Nigel admitió que la situación presentaba algunos elementos patéticos. Luego preguntó si podía entrar, ya que tenía que hablar con la señora Rattery
—¿La señora Rattery?
—Sí. Ésta es su casa, ¿no?
—Es cierto. ¡Qué terrible tragedia!, ¿verdad, señor? Era uno de nuestros hombres más representativos. ¡Pensar que el jueves pasado me dio los buenos días, y ahora...!
—Sí, una tragedia terrible, como usted dice. Por eso quiero ver a la señora Rattery.
—¿Amigo de familia? —preguntó el agente, apoyado todavía pesadamente sobre el portón.
—Bueno, no justamente; pero...
—Uno de esos periodistas. Lo había adivinado. Tendrá que esperar un poco todavía, hijo mío —dijo el gendarme, con un abrupto cambio de tono—. Órdenes del inspector Blount. Por eso estoy aquí.
—¿El inspector Blount? ¡Ah, es un viejo amigo mío!
—Todos dicen lo mismo —La voz del gendarme era lúgubre, aunque tolerante.
—Dígale que se trata de Nigel Strangeways; no, déle esta tarjeta. Le apuesto siete contra uno que me recibe en seguida.
—No hago apuestas. No me parece bien. Es un juego de tontos, y no me importa decirlo. Claro que no me pierdo el Derby; pero siempre digo...
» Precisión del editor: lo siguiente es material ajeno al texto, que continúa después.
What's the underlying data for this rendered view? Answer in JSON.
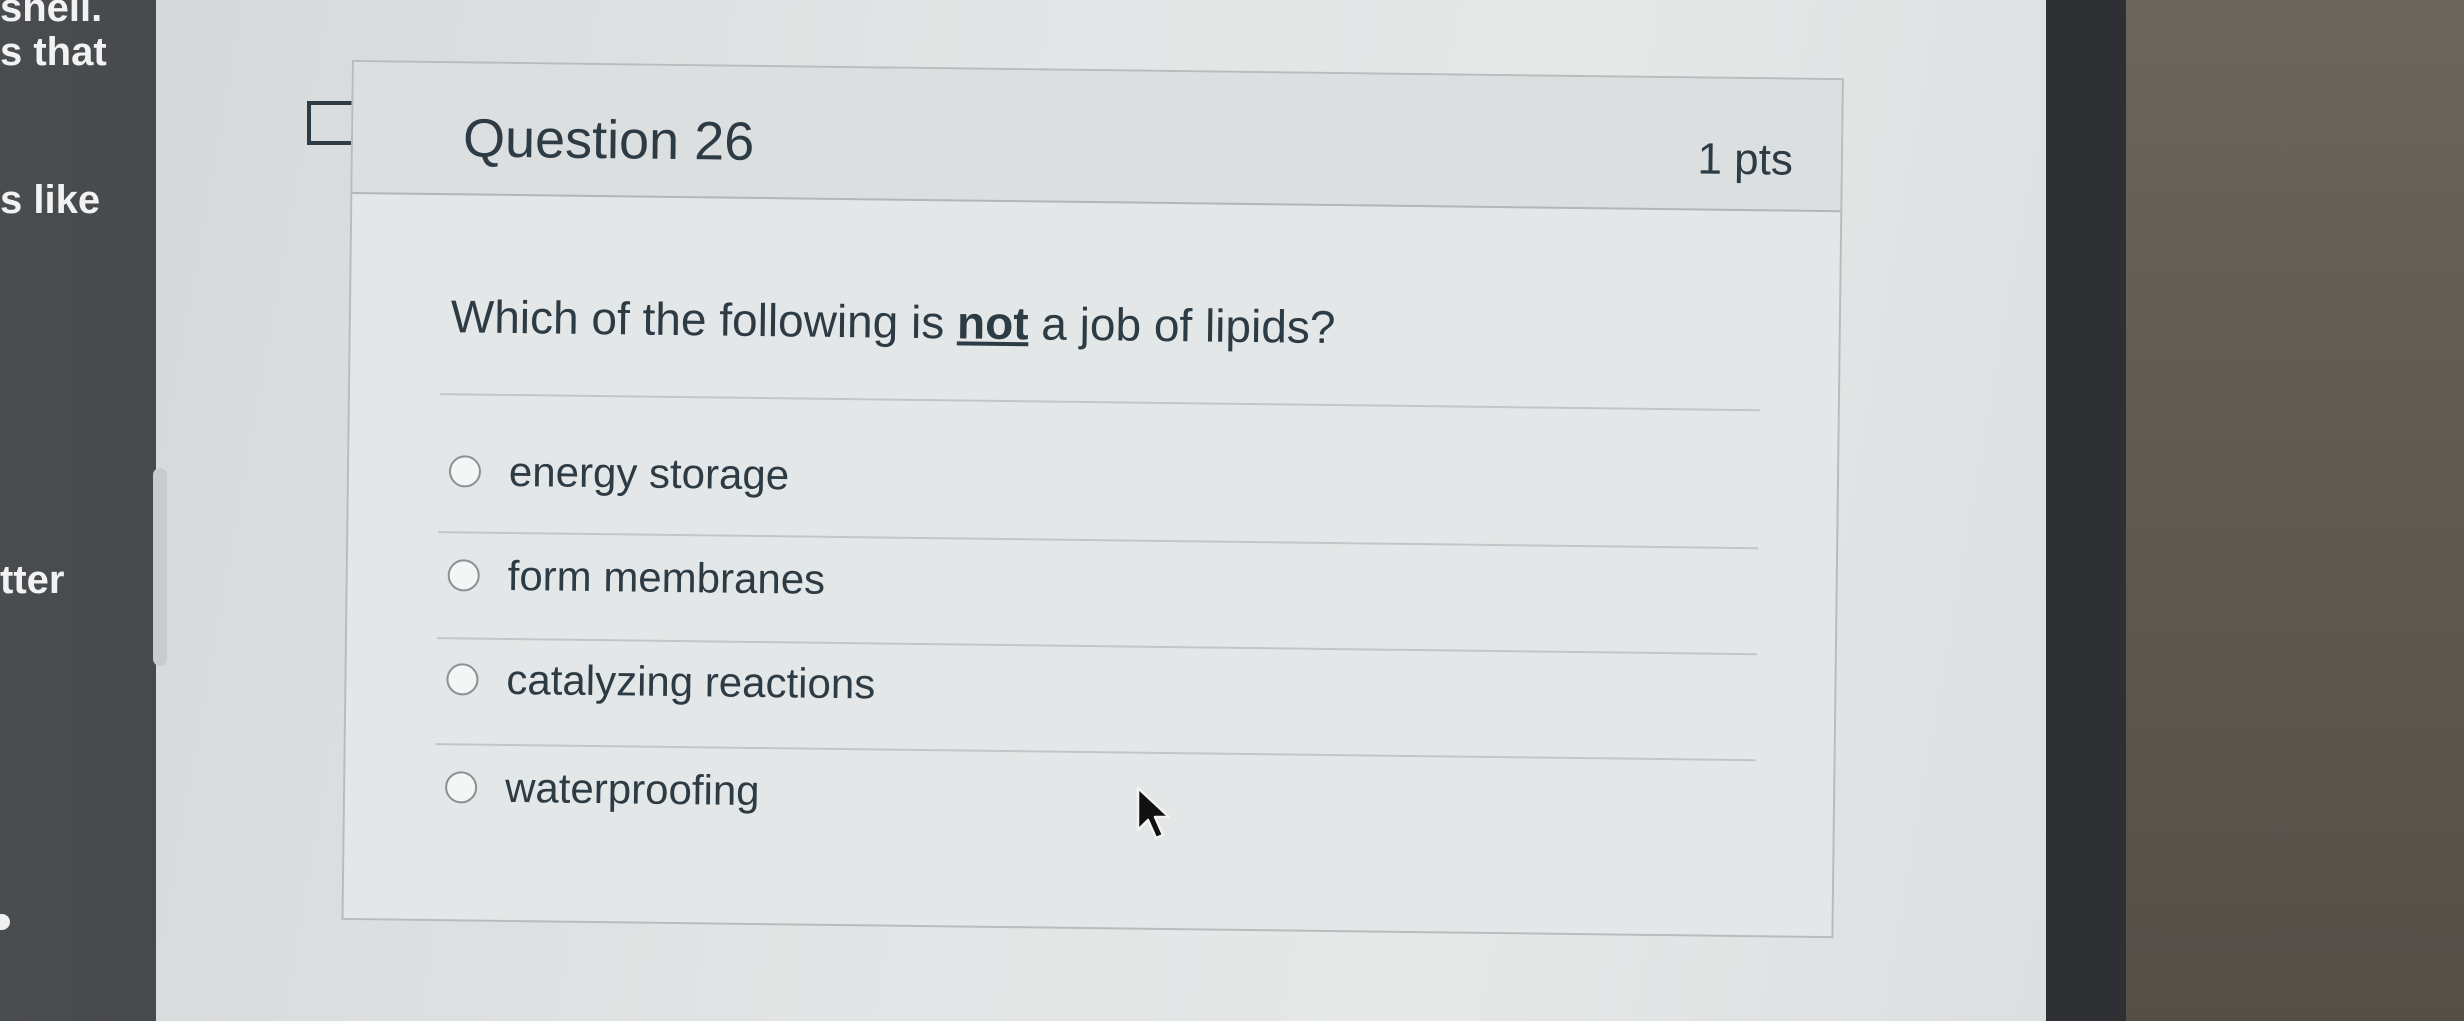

Después de otros cinco minutos de resistencia pasiva, el gendarme accedió a llevar al inspector Blount la tarjeta de Nigel. «¡Qué rápido han recurrido a Scotland Yard —pensó Nigel—, qué casualidad toparme con Blount!» Recordó con encontrados sentimientos su última entrevista con aquel escocés de rostro blando y de corazón de granito; Nigel había sido el Perseo de la Andrómeda de Georgia, y Blount estuvo muy cerca de representar el papel de monstruo marino; fue también en Chatcombe donde aquel legendario aviador, Fergus O’Brien, ofreció a Nigel el problema más complicado de su carrera.
Cuando Nigel fue introducido en la casa por un gendarme algo menos conversador, vio a Blount —como mejor lo recordaba Nigel— sentado detrás de un escritorio, como una imitación perfecta de un gerente de banco a punto de recibir a un cliente que ha girado un cheque sin fondos. La cabeza calva, gafas de montura de oro, el rostro terso, el discreto traje oscuro, respiraban dinero, tacto, respetabilidad. No se parecía en nada al implacable cazador de criminales que Nigel tan bien conocía. Por suerte, tenía cierto sentido del humor, de un tipo más bien seco.
—Es un placer inesperado, señor Strangeways —dijo, levantándose y extendiendo su mano pontifical—. Y su señora esposa, ¿está bien?
—Sí, gracias. Ha venido conmigo. Toda la familia reunida. ¿Diré, más bien, todos los cuervos reunidos?
El inspector Blount se permitió parpadear, pero de una manera seca y helada.
—¿Cuervos? ¿Supongo, señor Strangeways, que no pensará mezclarse otra vez en un crimen?
—Me parece que sí.
—Bueno, bueno, ¡vaya una casualidad! Y estará a punto de proporcionarme alguna inesperada sorpresa. Lo veo escrito en su cara.
Nigel no se impacientó. Nunca desdeñaba un poco de ostentación; pero cuando se sabía poseedor de un golpe de efecto, le gustaba prepararlo.
—¿Así que éste es un crimen? —dijo—. Asesinato, quiero decir, no uno de esos suicidios baratos.